La pêche artisanale, longtemps considérée comme le poumon de l’économie maritime sénégalaise, traverse une période critique. Entre raréfaction des ressources, montée en puissance des flottes industrielles et fragilité des mécanismes de régulation, le sous-secteur fait face à une pression croissante qui menace sa durabilité et l’équilibre socio-économique des zones côtières, ce qui est à l’origine de la tenue d’un Colloque national de deux jours pour sa protection.
Par Idrissa NIASSY
Le Cdeps de la commune de Thiaroye sur Mer abrite depuis hier et jusqu’au mercredi 25 février 2026, un Colloque national pour la protection de la pêche artisanale et de la sauvegarde des ressources halieutique. Ce sous-secteur de la pêche vit depuis plusieurs années une concurrence non seulement industrielle de plus en plus pesante, mais une concurrence déloyale entre pêcheur. Cette rencontre de deux jours regroupe des experts, des autorités administratives, des professionnels de la pêche, des mareyeurs et des femmes transformatrices de produits de la mer, pour proposer des solutions à la crise de ce sous-secteur surexploité.

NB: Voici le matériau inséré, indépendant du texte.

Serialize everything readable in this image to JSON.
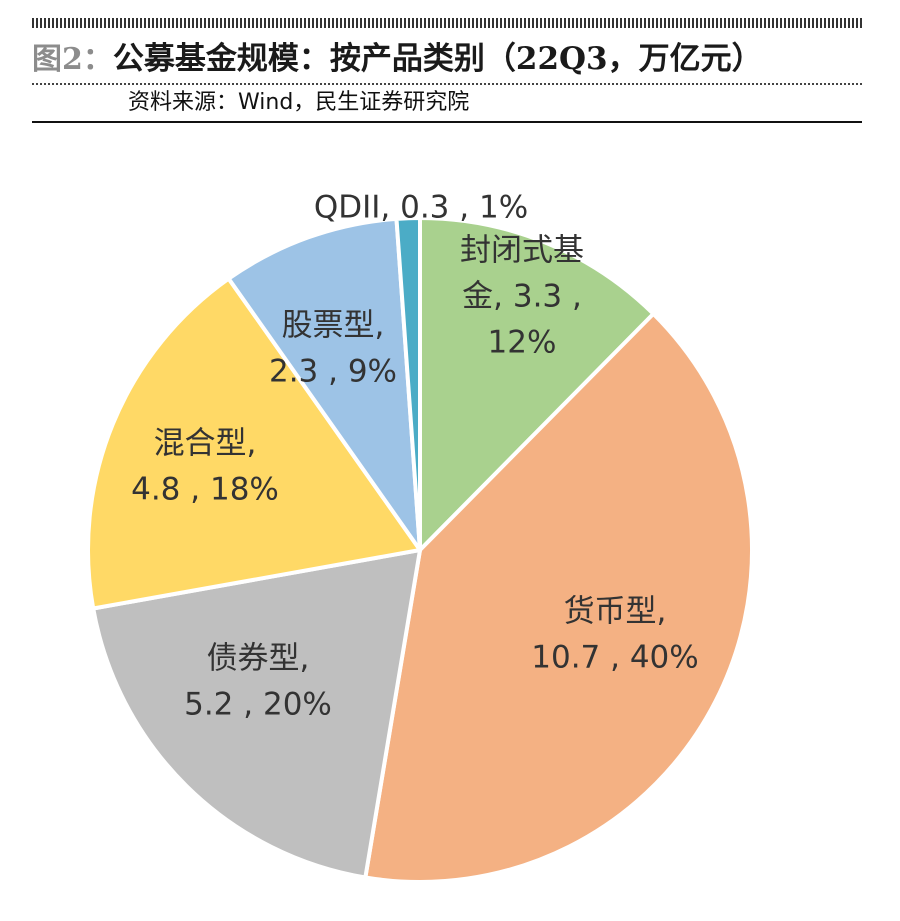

Selon Aïssata Daouda Dia, Responsable du plaidoyer pour l’Afrique de l’Ouest et du Centre à Bleue Ventures Conservation (Bvc), une organisation spécialisée dans la conservation des ressources marines, les conséquences liées à la pression industrielle sont concrètes, avec baisse des captures, une augmentation des conflits d’usage, une précarisation des ménages, une insécurité alimentaire accrue. C’est pourquoi, elle plaide pour une gouvernance des pêches plus inclusive. « Nous croyons fermement que la gouvernance des pêches doit être inclusive. Elle doit intégrer les communautés. Elle doit protéger les petits pêcheurs », a-t-elle déclaré. Et de poursuivre : « elle doit garantir un équilibre entre exploitation économique et durabilité écologique ». Pour la Responsable du plaidoyer de Bvc pour l’Afrique de l’Ouest et du Centre, le Sénégal a l’opportunité de devenir un modèle régional.
Ce Colloque organisé par le REFEPAS, est une initiative qui entre dans le cadre du Projet « Défendre les pêcheurs artisanaux contre la surpêche industrielle dans les zones d’exclusion côtières et les Aires marines protégées (Amp) en Afrique l’Ouest et du Centre », précise-t-elle. Cette rencontre, dit-elle, n’est pas un moment de confrontation, mais de discussion, dans le but de trouver des solutions aux préoccupations des acteurs de la pêche artisanale. « Ses ambitions, c’est de contribuer non seulement à une pêche nationale durable, au bien-être des acteurs, mais aussi des pêcheurs », lance-t-elle. Elle a fait part, par ailleurs que cette pêche est un pilier de souveraineté alimentaire, qui mérite protection. « Protéger la pêche artisanale, ce n’est pas freiner le développement, mais c’est plutôt choisir un développement équitable », a souligné Mme Dia.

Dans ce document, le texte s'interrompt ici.